If you say so
Lila’s sick. Third day out of school. It’s the kind of sickness that I find especially confounding — she seems fine during the day, but once she goes to bed she spikes a fever. The especially cruel irony is that Lila wants nothing more than to be at school. Stella, meanwhile, would be overjoyed to have a legit reason to skip kindergarten. She has fun once she’s there, but convincing her to go again, morning after morning, is a job. She clearly has doubts about the entire educational enterprise.
“You think you’d like to stay home, but you wouldn’t really,” Lila said huffily to her this morning. ”It’s not as fun as you think. After having to stay home for three days, going back to school would feel like the best day of your life!”
Stella shrugged her skinny shoulders in reply: If you say so.
Anyway, Stella had other things on her mind. To wit: “Why do people say Jamie is a boy?”
“Um…because he is one?” I answer.
“I mean, why do they say he’s a girl? Is it because his hair goes down” —Stella swirls her hands around her ears to her shoulders— “instead of staying in a circle on top of his head?”

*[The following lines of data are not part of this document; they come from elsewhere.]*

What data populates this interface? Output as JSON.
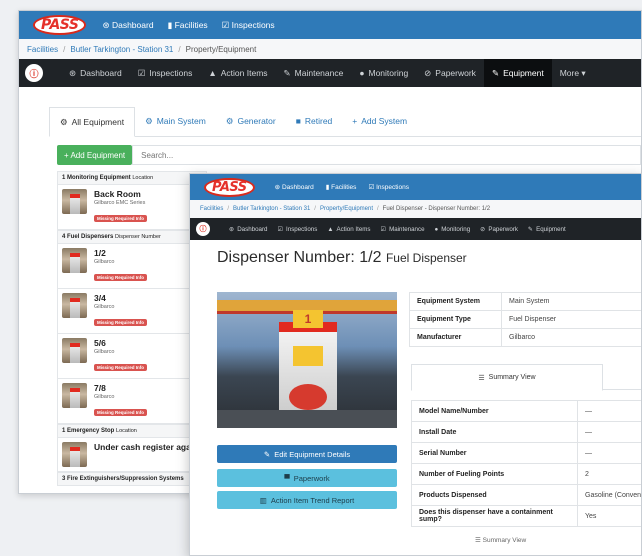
{
  "back": {
    "logo": "PASS",
    "topnav": [
      "Dashboard",
      "Facilities",
      "Inspections"
    ],
    "breadcrumb": [
      "Facilities",
      "Butler Tarkington - Station 31",
      "Property/Equipment"
    ],
    "mainnav": [
      {
        "icon": "⊛",
        "label": "Dashboard"
      },
      {
        "icon": "☑",
        "label": "Inspections"
      },
      {
        "icon": "▲",
        "label": "Action Items"
      },
      {
        "icon": "✎",
        "label": "Maintenance"
      },
      {
        "icon": "●",
        "label": "Monitoring"
      },
      {
        "icon": "⊘",
        "label": "Paperwork"
      },
      {
        "icon": "✎",
        "label": "Equipment"
      },
      {
        "icon": "",
        "label": "More ▾"
      }
    ],
    "tabs": [
      {
        "icon": "⚙",
        "label": "All Equipment"
      },
      {
        "icon": "⚙",
        "label": "Main System"
      },
      {
        "icon": "⚙",
        "label": "Generator"
      },
      {
        "icon": "■",
        "label": "Retired"
      },
      {
        "icon": "+",
        "label": "Add System"
      }
    ],
    "add_button": "+ Add Equipment",
    "search_placeholder": "Search...",
    "groups": [
      {
        "title": "1 Monitoring Equipment",
        "sub": "Location",
        "items": [
          {
            "name": "Back Room",
            "sub": "Gilbarco EMC Series",
            "badge": "Missing Required Info"
          }
        ]
      },
      {
        "title": "4 Fuel Dispensers",
        "sub": "Dispenser Number",
        "items": [
          {
            "name": "1/2",
            "sub": "Gilbarco",
            "badge": "Missing Required Info"
          },
          {
            "name": "3/4",
            "sub": "Gilbarco",
            "badge": "Missing Required Info"
          },
          {
            "name": "5/6",
            "sub": "Gilbarco",
            "badge": "Missing Required Info"
          },
          {
            "name": "7/8",
            "sub": "Gilbarco",
            "badge": "Missing Required Info"
          }
        ]
      },
      {
        "title": "1 Emergency Stop",
        "sub": "Location",
        "items": [
          {
            "name": "Under cash register again",
            "sub": "",
            "badge": ""
          }
        ]
      },
      {
        "title": "3 Fire Extinguishers/Suppression Systems",
        "sub": "",
        "items": []
      }
    ]
  },
  "front": {
    "logo": "PASS",
    "topnav": [
      "Dashboard",
      "Facilities",
      "Inspections"
    ],
    "breadcrumb": [
      "Facilities",
      "Butler Tarkington - Station 31",
      "Property/Equipment",
      "Fuel Dispenser - Dispenser Number: 1/2"
    ],
    "mainnav": [
      {
        "icon": "⊛",
        "label": "Dashboard"
      },
      {
        "icon": "☑",
        "label": "Inspections"
      },
      {
        "icon": "▲",
        "label": "Action Items"
      },
      {
        "icon": "☑",
        "label": "Maintenance"
      },
      {
        "icon": "●",
        "label": "Monitoring"
      },
      {
        "icon": "⊘",
        "label": "Paperwork"
      },
      {
        "icon": "✎",
        "label": "Equipment"
      }
    ],
    "title": "Dispenser Number: 1/2",
    "title_type": "Fuel Dispenser",
    "pump_number": "1",
    "details": [
      {
        "k": "Equipment System",
        "v": "Main System"
      },
      {
        "k": "Equipment Type",
        "v": "Fuel Dispenser"
      },
      {
        "k": "Manufacturer",
        "v": "Gilbarco"
      }
    ],
    "summary_tab": "Summary View",
    "summary": [
      {
        "k": "Model Name/Number",
        "v": "—"
      },
      {
        "k": "Install Date",
        "v": "—"
      },
      {
        "k": "Serial Number",
        "v": "—"
      },
      {
        "k": "Number of Fueling Points",
        "v": "2"
      },
      {
        "k": "Products Dispensed",
        "v": "Gasoline (Conven"
      },
      {
        "k": "Does this dispenser have a containment sump?",
        "v": "Yes"
      }
    ],
    "buttons": {
      "edit": "Edit Equipment Details",
      "paperwork": "Paperwork",
      "trend": "Action Item Trend Report"
    },
    "ghost_tab": "Summary View"
  }
}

“Maybe,” I say. “But it’s okay if his hair looks different from others boys’.”
“I know,” she says. But there’s that same skinny-shouldered shrug: If you say so.

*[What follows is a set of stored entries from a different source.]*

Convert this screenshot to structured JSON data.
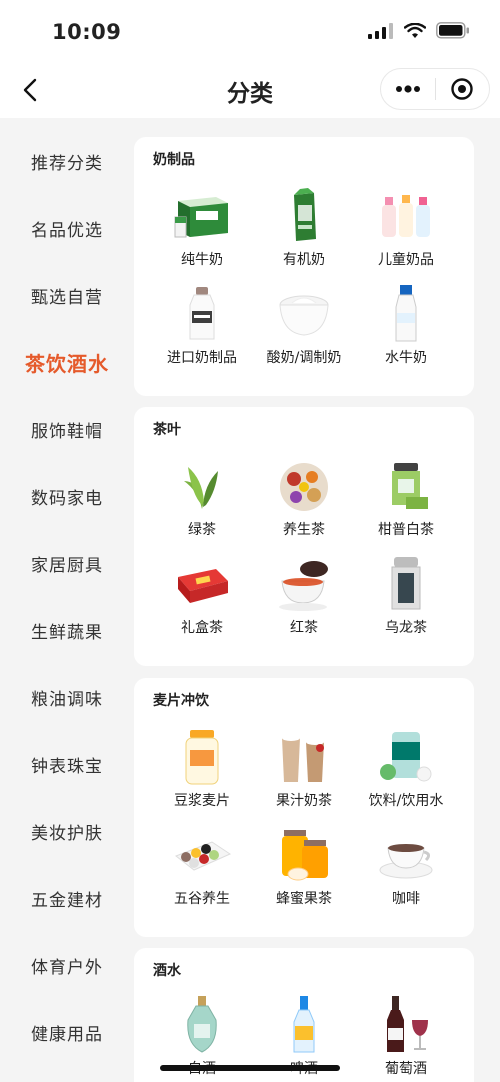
{
  "status_bar": {
    "time": "10:09"
  },
  "nav": {
    "title": "分类"
  },
  "sidebar": {
    "items": [
      {
        "label": "推荐分类",
        "active": false
      },
      {
        "label": "名品优选",
        "active": false
      },
      {
        "label": "甄选自营",
        "active": false
      },
      {
        "label": "茶饮酒水",
        "active": true
      },
      {
        "label": "服饰鞋帽",
        "active": false
      },
      {
        "label": "数码家电",
        "active": false
      },
      {
        "label": "家居厨具",
        "active": false
      },
      {
        "label": "生鲜蔬果",
        "active": false
      },
      {
        "label": "粮油调味",
        "active": false
      },
      {
        "label": "钟表珠宝",
        "active": false
      },
      {
        "label": "美妆护肤",
        "active": false
      },
      {
        "label": "五金建材",
        "active": false
      },
      {
        "label": "体育户外",
        "active": false
      },
      {
        "label": "健康用品",
        "active": false
      }
    ]
  },
  "sections": [
    {
      "title": "奶制品",
      "items": [
        {
          "label": "纯牛奶",
          "icon": "milk-carton-box-icon"
        },
        {
          "label": "有机奶",
          "icon": "organic-milk-icon"
        },
        {
          "label": "儿童奶品",
          "icon": "kids-milk-bottles-icon"
        },
        {
          "label": "进口奶制品",
          "icon": "imported-milk-bottle-icon"
        },
        {
          "label": "酸奶/调制奶",
          "icon": "yogurt-bowl-icon"
        },
        {
          "label": "水牛奶",
          "icon": "buffalo-milk-bottle-icon"
        }
      ]
    },
    {
      "title": "茶叶",
      "items": [
        {
          "label": "绿茶",
          "icon": "green-tea-leaf-icon"
        },
        {
          "label": "养生茶",
          "icon": "herbal-tea-icon"
        },
        {
          "label": "柑普白茶",
          "icon": "tea-tin-icon"
        },
        {
          "label": "礼盒茶",
          "icon": "gift-box-tea-icon"
        },
        {
          "label": "红茶",
          "icon": "black-tea-cup-icon"
        },
        {
          "label": "乌龙茶",
          "icon": "oolong-tin-icon"
        }
      ]
    },
    {
      "title": "麦片冲饮",
      "items": [
        {
          "label": "豆浆麦片",
          "icon": "oatmeal-jar-icon"
        },
        {
          "label": "果汁奶茶",
          "icon": "milk-tea-cups-icon"
        },
        {
          "label": "饮料/饮用水",
          "icon": "drink-can-icon"
        },
        {
          "label": "五谷养生",
          "icon": "grains-tray-icon"
        },
        {
          "label": "蜂蜜果茶",
          "icon": "honey-jar-icon"
        },
        {
          "label": "咖啡",
          "icon": "coffee-cup-icon"
        }
      ]
    },
    {
      "title": "酒水",
      "items": [
        {
          "label": "白酒",
          "icon": "baijiu-bottle-icon"
        },
        {
          "label": "啤酒",
          "icon": "beer-bottle-icon"
        },
        {
          "label": "葡萄酒",
          "icon": "wine-bottle-glass-icon"
        }
      ]
    }
  ],
  "colors": {
    "accent": "#e55a2b",
    "background": "#f4f4f4",
    "card": "#ffffff"
  }
}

It reminds me of a time years ago when Lila and I were discussing a reality of living where we live: Many of her friends have two mommies. She’s so used to this arrangement that it never occurred to her to question it or find it strange. The day same-sex marriage was legalized in Massachusetts, I walked Lila downtown and we saw a couple of women marrying on the steps of City Hall. I stopped and pointed out the scene to her. She saw nothing noteworthy about it. I tried to explain to her to significance — that there had been laws against this, and that sometimes laws are wrong and have to be challenged.
“Some kids have a mommy and a daddy, like you,” I pointed out. “And some kids have two mommies, like Jessup and Jack. And some kids have two daddies, for that matter.”
“Two daddies?” Lila stopped in her tracks. This was surprising. “Two daddies? How would that even work?”
I mentioned adoption, then considered trying to explain surrogacy, but she’d moved on. We were near Herrell’s, and thoughts naturally turned to ice cream.
That was years ago now. Today she’s lying on the couch, watching a little PBS Kids, fretting about what she’s missing in class today. If she feels well enough later I may bring her out to Herrell’s again.